Aunt Reggie told me about the committee members at dinner the week before —after I verbally puked all over her about my work wretchedness and gave her the ammunition to go to the committee and convince them to pay me 20 percent of the $50,000 budget.
There was Frank O’Connor, the nearing retirement finance coordinator at Formula 333. Aunt Reggie said he wears the same clothes that were in fashion in the 1970s because she remembers him wearing the clothes when they worked together back then, and he has a buzz cut that he must do himself since it is always uneven. She said that he doesn’t want to spend any money on himself or the ball, and he thinks that everyone who has attended in the past will come this year just because it’s the fortieth anniversary. With his snow-white hair and very fair skin, she said he is quite the typical Irishman.

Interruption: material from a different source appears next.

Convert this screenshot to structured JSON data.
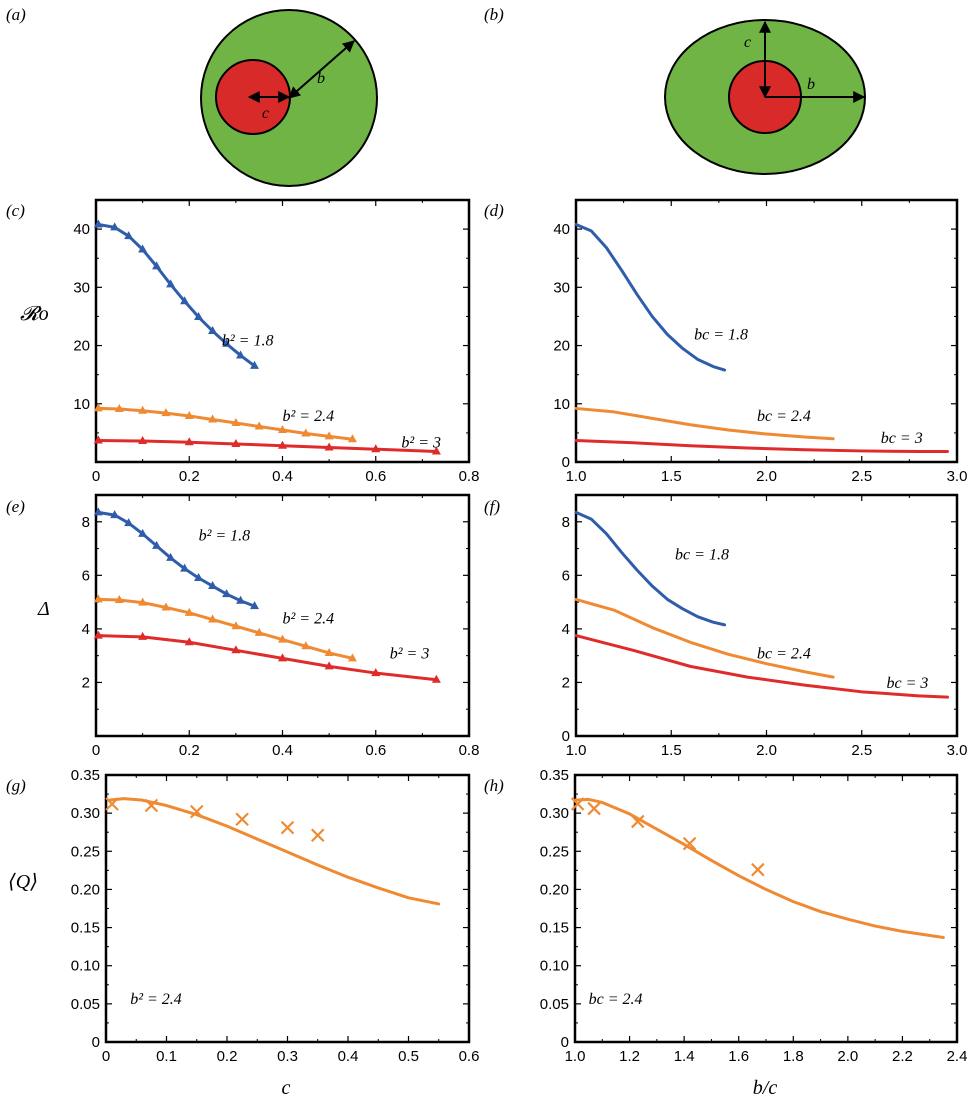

Doree Bowers, the newcomer to town, was in her mid-thirties and very energetic. Her husband Richard was recently recruited to Formula 333 as the VP of finance. Aunt Reggie said that Frank doesn’t care for her because she’s young, has new ideas, and, most importantly, her husband took the job he felt Frank deserved for the final few years before he retired. Doree is thin and fit with a great tan, has shoulder-length blond hair with sunglasses always on the top of her head to hold her thick locks back from her face, and wears clothing straight off the racks of Nordstrom’s. It sounded to me like she was the anti-Frank.
Aunt Reggie said, “He is jealous of successful people. He thinks since his father, George, was the CFO for years that he is entitled to live on the O’Connor legacy at the company and the park. Unfortunately for Frank, he doesn’t have nearly the amount of charm, character, or smarts as his father. He’s nothing like George.”